Thursday, July 6, 2006 10:30 am to 12pm
Speakers: Koos Richelle, Director General, EuropeAid Co-operation Office, European Commission
Todd Moss, Research Fellow, Center for Global Development
Ruth Levine (Moderator)
Mr. Richelle spoke about ‘fairytales in donorland’ or the shortcomings of the current aid policies and how they could be improved. He began his talk by discussing the recent developments in EU aid policy. Mr. Richelle also mentioned the creation of a new development policy statement for member states. This new policy statement is based on increasing official development aid (ODA), aid effectiveness and policy coherence. A new strategy for Africa has also been developed. This strategy is based on eradication of poverty and more modern means of cooperation.

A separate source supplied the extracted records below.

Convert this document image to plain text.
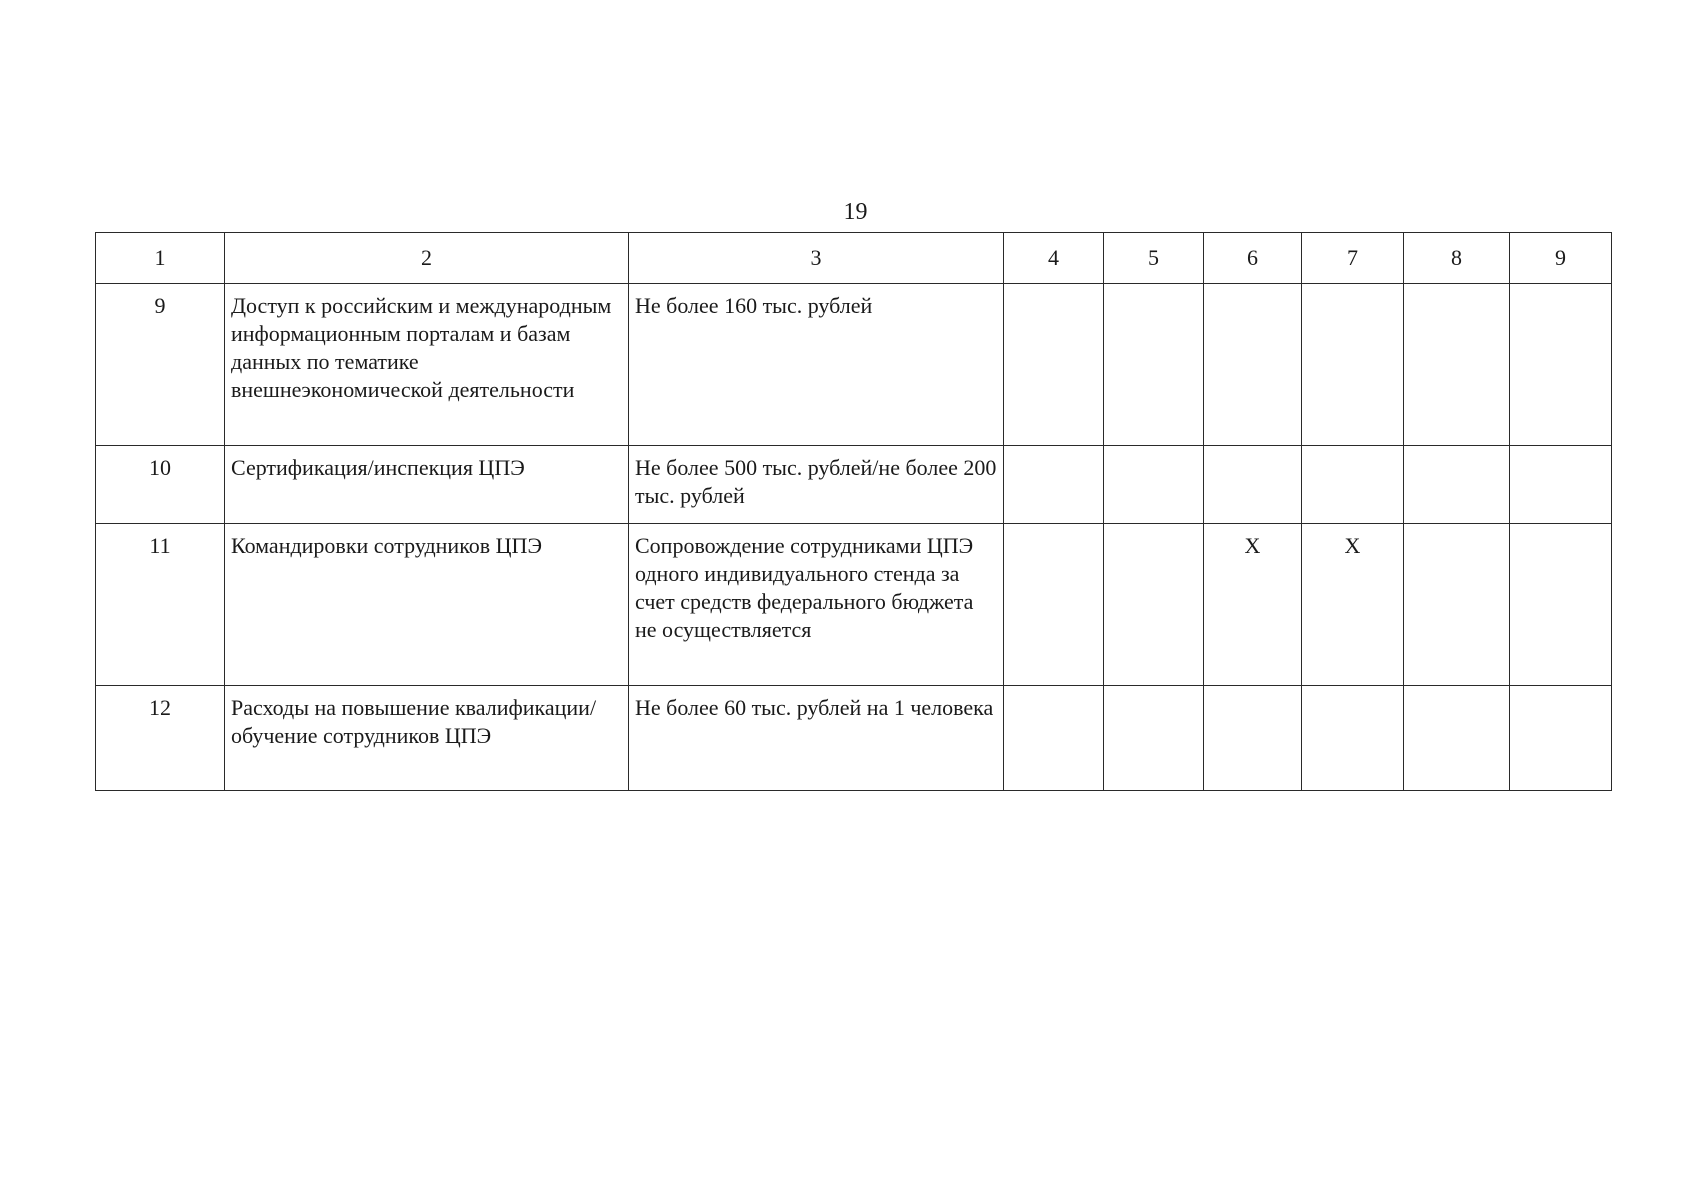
19
1	2	3	4	5	6	7	8	9
9	Доступ к российским и международным информационным порталам и базам данных по тематике внешнеэкономической деятельности	Не более 160 тыс. рублей						
10	Сертификация/инспекция ЦПЭ	Не более 500 тыс. рублей/не более 200 тыс. рублей						
11	Командировки сотрудников ЦПЭ	Сопровождение сотрудниками ЦПЭ одного индивидуального стенда за счет средств федерального бюджета не осуществляется			Х	Х		
12	Расходы на повышение квалификации/обучение сотрудников ЦПЭ	Не более 60 тыс. рублей на 1 человека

Mr. Richelle also spoke about how four new instruments were replacing earlier EU programs. The four new instruments are the following:
European Neighborhood Instrument
Development Co-operation Instrument
Instrument for Stability
Instrument for Nuclear Safety
Mr. Richelle briefly mentioned some of the EC’s achievements with respect to aid delivery. 2005, he claimed was a record year on key performance indicators. The majority of aid went to Africa. There was also an increase in the amount of aid supplied to Asia because of the tsunami. The aid delivery system improved because of internal reforms and a push for new aid modalities. Mr. Richelle also mentioned that the EU provides 52 % of all development aid in the world.

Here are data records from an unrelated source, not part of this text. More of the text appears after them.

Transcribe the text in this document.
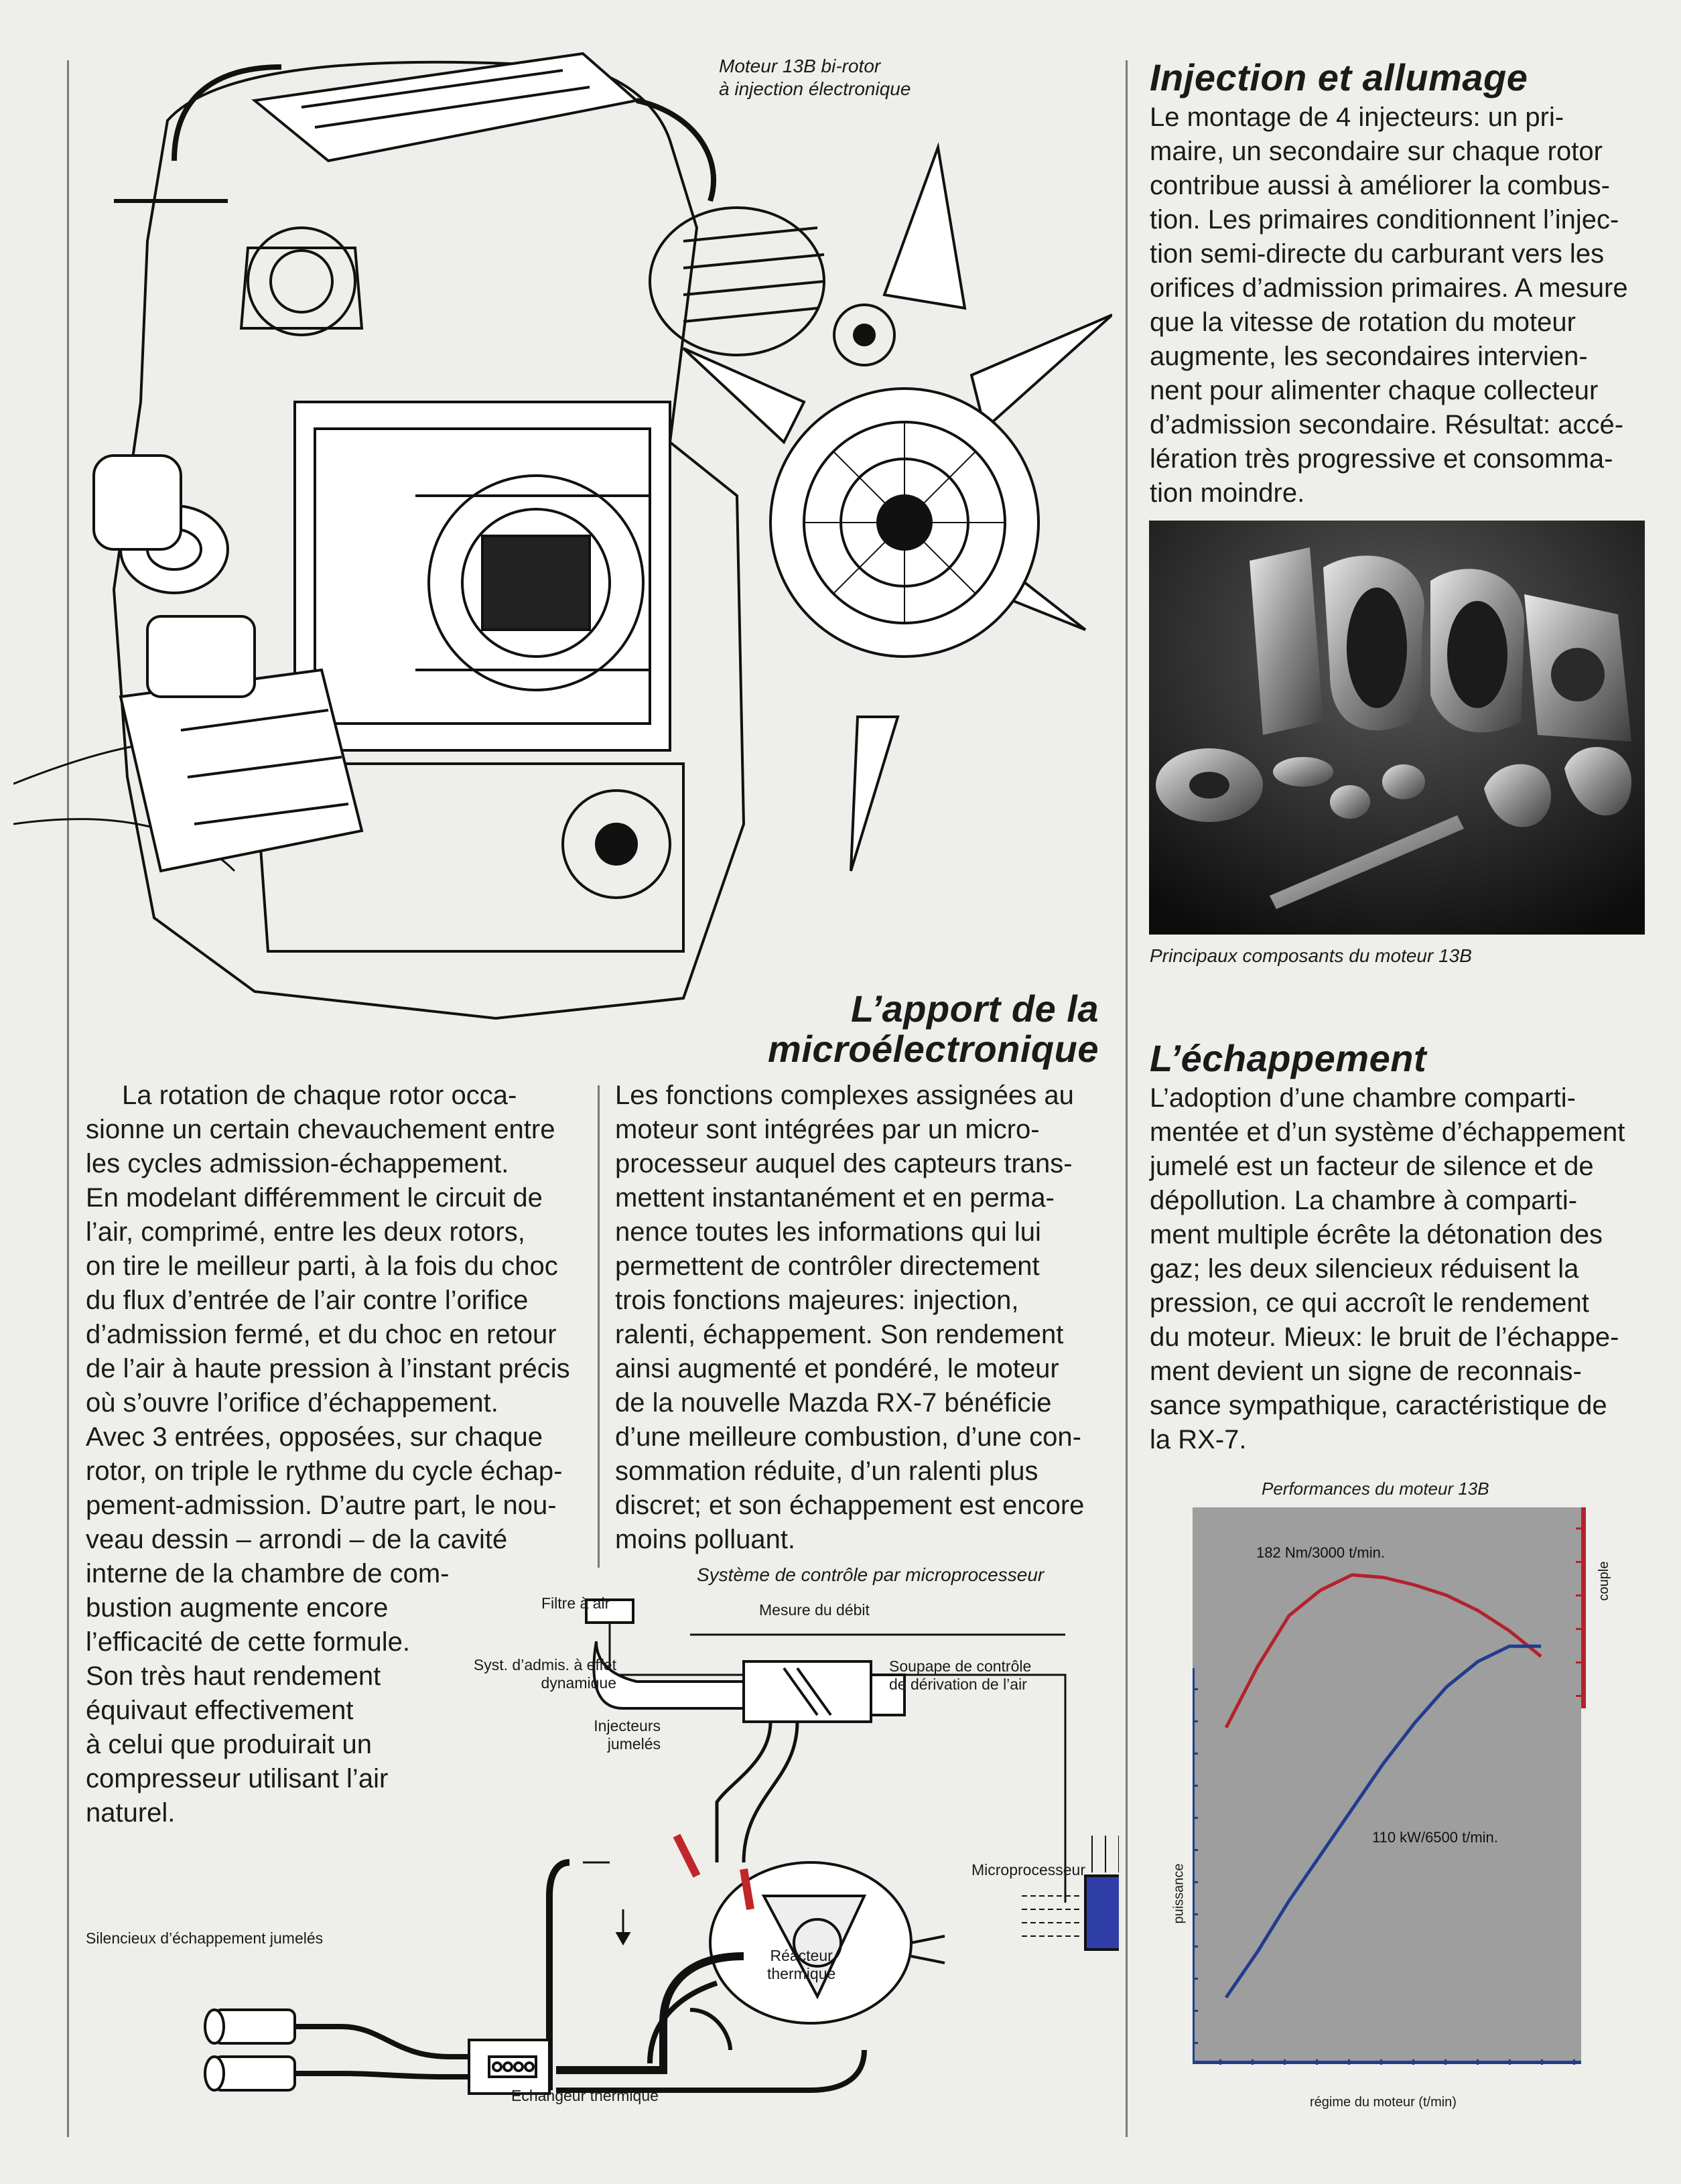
Moteur 13B bi-rotor
à injection électronique	Injection et allumage

Le montage de 4 injecteurs: un pri-

maire, un secondaire sur chaque rotor

contribue aussi à améliorer la combus-

tion. Les primaires conditionnent l’injec-

tion semi-directe du carburant vers les

orifices d’admission primaires. A mesure

que la vitesse de rotation du moteur

augmente, les secondaires intervien-

nent pour alimenter chaque collecteur

d’admission secondaire. Résultat: accé-

lération très progressive et consomma-

tion moindre.

Principaux composants du moteur 13B

L’apport de la
microélectronique

La rotation de chaque rotor occa-

sionne un certain chevauchement entre

les cycles admission-échappement.

En modelant différemment le circuit de

l’air, comprimé, entre les deux rotors,

on tire le meilleur parti, à la fois du choc

du flux d’entrée de l’air contre l’orifice

d’admission fermé, et du choc en retour

de l’air à haute pression à l’instant précis

où s’ouvre l’orifice d’échappement.

Avec 3 entrées, opposées, sur chaque

rotor, on triple le rythme du cycle échap-

pement-admission. D’autre part, le nou-

veau dessin – arrondi – de la cavité

interne de la chambre de com-

bustion augmente encore

l’efficacité de cette formule.

Son très haut rendement

équivaut effectivement

à celui que produirait un

compresseur utilisant l’air

naturel.

Les fonctions complexes assignées au

moteur sont intégrées par un micro-

processeur auquel des capteurs trans-

mettent instantanément et en perma-

nence toutes les informations qui lui

permettent de contrôler directement

trois fonctions majeures: injection,

ralenti, échappement. Son rendement

ainsi augmenté et pondéré, le moteur

de la nouvelle Mazda RX-7 bénéficie

d’une meilleure combustion, d’une con-

sommation réduite, d’un ralenti plus

discret; et son échappement est encore

moins polluant.

L’échappement

L’adoption d’une chambre comparti-

mentée et d’un système d’échappement

jumelé est un facteur de silence et de

dépollution. La chambre à comparti-

ment multiple écrête la détonation des

gaz; les deux silencieux réduisent la

pression, ce qui accroît le rendement

du moteur. Mieux: le bruit de l’échappe-

ment devient un signe de reconnais-

sance sympathique, caractéristique de

la RX-7.

Système de contrôle par microprocesseur
Filtre à air	Mesure du débit
Syst. d’admis. à effet
dynamique
Soupape de contrôle
de dérivation de l’air
Injecteurs
jumelés
Microprocesseur
Silencieux d’échappement jumelés
Réacteur
thermique
Echangeur thermique
Performances du moteur 13B
182 Nm/3000 t/min.
110 kW/6500 t/min.
couple
puissance
régime du moteur (t/min)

However, some of the things that the EU needs to work on is better donor coordination especially since the EU is not one donor but includes 25 member states and the Commission. He also mentioned three approaches to prepare member states and the Commission for better donor coordination in the future. The three are the following a) opening up of procedures, b) sector and budget support and c) mapping.In his talk Mr. Todd Moss raised a couple of concerns regarding the EU’s aid policy. For instance, he mentioned that not enough attention was being paid to the development of entrepreneurship and the private sector in developing countries. He also said that the focus of donor nations should be on impact rather than input.